The disparity between the numbers of racial and ethnic minorities in the military and their leaders “will become starkly obvious without the successful recruitment, promotion, and retention of racial/ethnic minorities among the enlisted force,” the report says. “Without sustained attention, this problem will only become more acute as the … makeup of the United States continues to change.”

The commission’s chairman, retired Air Force Gen. Lester L. Lyles, told American Forces Press Service that while the military is free of the institutional biases of decades past, it retains the appearance of bias because so few women and minorities occupy senior positions.

“There are no institutional biases in the United States military today, … and probably have not been for many, many years,” Lyles said. “But there are some people who think there are, because when you look statistically at the demographics in the United States, and you look at the demographics in the military, then you look at the senior leadership positions, both in officer and senior enlisted ranks, to some it may give the appearance that there are biases that prevented women and minorities from achieving those senior ranks.”

The commission found four reasons for low representation of women and minorities in senior military positions:

-- Low representation of women and minorities in initial officer accessions;

-- Lower representation of women and minority officers in career fields associated with higher officer rank;

-- Lower retention of midlevel female service members; and

-- Lower rates of advancement among female and minority officers.

“Our recommendations were to ensure we remove any potential barriers that exist today; that we make recommendations that enhance the culture, career progression and recruiting [of women and minorities]; and that we grow the pool of eligible candidates,” Lyles said.

The commission recommends that the services consider commitment to diversity in officer promotions and require diversity leadership education and training at all levels.

To further promote diversity, the services must increase their pool of eligible recruits and officer candidates, the report says. Pentagon statistics show that three out of four Americans between the ages of 17 and 24 are not eligible to enlist because of low education or test scores, past criminal history, or because they can’t meet health and fitness requirements.

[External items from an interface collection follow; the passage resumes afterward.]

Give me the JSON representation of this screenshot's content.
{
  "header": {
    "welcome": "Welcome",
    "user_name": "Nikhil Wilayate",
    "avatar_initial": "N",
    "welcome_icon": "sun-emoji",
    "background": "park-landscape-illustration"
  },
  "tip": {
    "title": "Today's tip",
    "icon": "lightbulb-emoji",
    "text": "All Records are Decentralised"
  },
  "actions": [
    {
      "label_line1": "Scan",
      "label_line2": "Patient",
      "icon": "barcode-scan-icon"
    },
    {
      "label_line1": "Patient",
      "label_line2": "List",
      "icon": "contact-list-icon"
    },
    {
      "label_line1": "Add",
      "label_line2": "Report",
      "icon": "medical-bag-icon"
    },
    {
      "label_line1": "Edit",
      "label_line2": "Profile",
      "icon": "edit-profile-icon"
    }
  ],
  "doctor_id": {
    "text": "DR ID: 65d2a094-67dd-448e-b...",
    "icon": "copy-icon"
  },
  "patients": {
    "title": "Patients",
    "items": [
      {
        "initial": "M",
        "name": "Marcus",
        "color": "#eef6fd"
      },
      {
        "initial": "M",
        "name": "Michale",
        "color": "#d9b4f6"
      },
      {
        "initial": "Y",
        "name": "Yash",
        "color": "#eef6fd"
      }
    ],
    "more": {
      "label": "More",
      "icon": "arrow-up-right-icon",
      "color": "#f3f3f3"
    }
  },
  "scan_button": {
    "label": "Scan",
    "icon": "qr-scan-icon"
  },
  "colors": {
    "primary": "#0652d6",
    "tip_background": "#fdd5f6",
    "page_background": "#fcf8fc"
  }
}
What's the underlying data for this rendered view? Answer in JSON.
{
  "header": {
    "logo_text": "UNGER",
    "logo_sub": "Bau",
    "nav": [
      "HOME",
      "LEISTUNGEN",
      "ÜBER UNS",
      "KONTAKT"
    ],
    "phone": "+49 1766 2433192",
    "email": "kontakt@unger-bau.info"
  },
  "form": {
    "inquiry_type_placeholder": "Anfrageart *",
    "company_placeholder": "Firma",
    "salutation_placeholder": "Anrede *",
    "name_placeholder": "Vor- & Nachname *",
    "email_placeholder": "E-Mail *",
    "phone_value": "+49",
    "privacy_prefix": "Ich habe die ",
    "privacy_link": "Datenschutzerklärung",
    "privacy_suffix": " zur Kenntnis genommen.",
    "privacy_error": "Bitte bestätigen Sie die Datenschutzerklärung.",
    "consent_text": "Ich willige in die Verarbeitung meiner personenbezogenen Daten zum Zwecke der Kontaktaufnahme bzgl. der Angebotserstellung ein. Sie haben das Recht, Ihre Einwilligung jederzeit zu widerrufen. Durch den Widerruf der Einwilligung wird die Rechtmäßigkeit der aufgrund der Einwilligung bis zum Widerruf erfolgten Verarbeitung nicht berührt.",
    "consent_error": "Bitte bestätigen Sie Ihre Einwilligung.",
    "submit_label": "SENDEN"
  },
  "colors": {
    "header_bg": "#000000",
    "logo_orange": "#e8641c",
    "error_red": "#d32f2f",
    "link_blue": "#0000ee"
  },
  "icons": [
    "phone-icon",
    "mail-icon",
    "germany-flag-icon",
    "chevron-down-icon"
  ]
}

“This is a national security issue requiring the attention and collected effort of top public officials,” the commission’s report says.

The commission also recommended a new, broader definition of “diversity” that would add backgrounds and skills largely missing from today’s military, such as recruiting people from more varied regions and cultural backgrounds and with foreign-language skills and higher math, science and technological abilities.

“Diversity is all the different characteristics and attributes of individuals that are consistent with Department of Defense core values, integral to overall readiness and mission accomplishment, and reflective of the nation we serve,” the report says.

Retired Army Lt. Gen. Julius W. Becton Jr., the commission’s vice chair, said the military’s needs in recruiting and retaining the right people must start much earlier than at the end of high school.

“Unless we start at the pre-kindergarten level, we’re never going to increase how many kids are graduating and going to college,” said Becton, a former college president and superintendent of Washington, D.C., public schools. Issues such as full-day kindergarten, summer school, and lengthening the hours American children spend in school all have an impact on the military, he said.

Such steps are important, Becton said, to ensure that potential recruits can meet military standards. Nothing the commission has recommended calls for lowering standards, he added.

“There are no efforts whatsoever to decrease standards,” he said. “The standards are proven, and we want people to come up to the standards.”

The commission also recommended that the Pentagon lift its ban on assigning women to ground combat units below the brigade level, citing the policy as a barrier to women attaining the military’s most-senior ranks.

Pentagon spokeswoman Eileen Lainez said Defense Department officials will evaluate the panel’s recommendations as part of an ongoing review of diversity policies.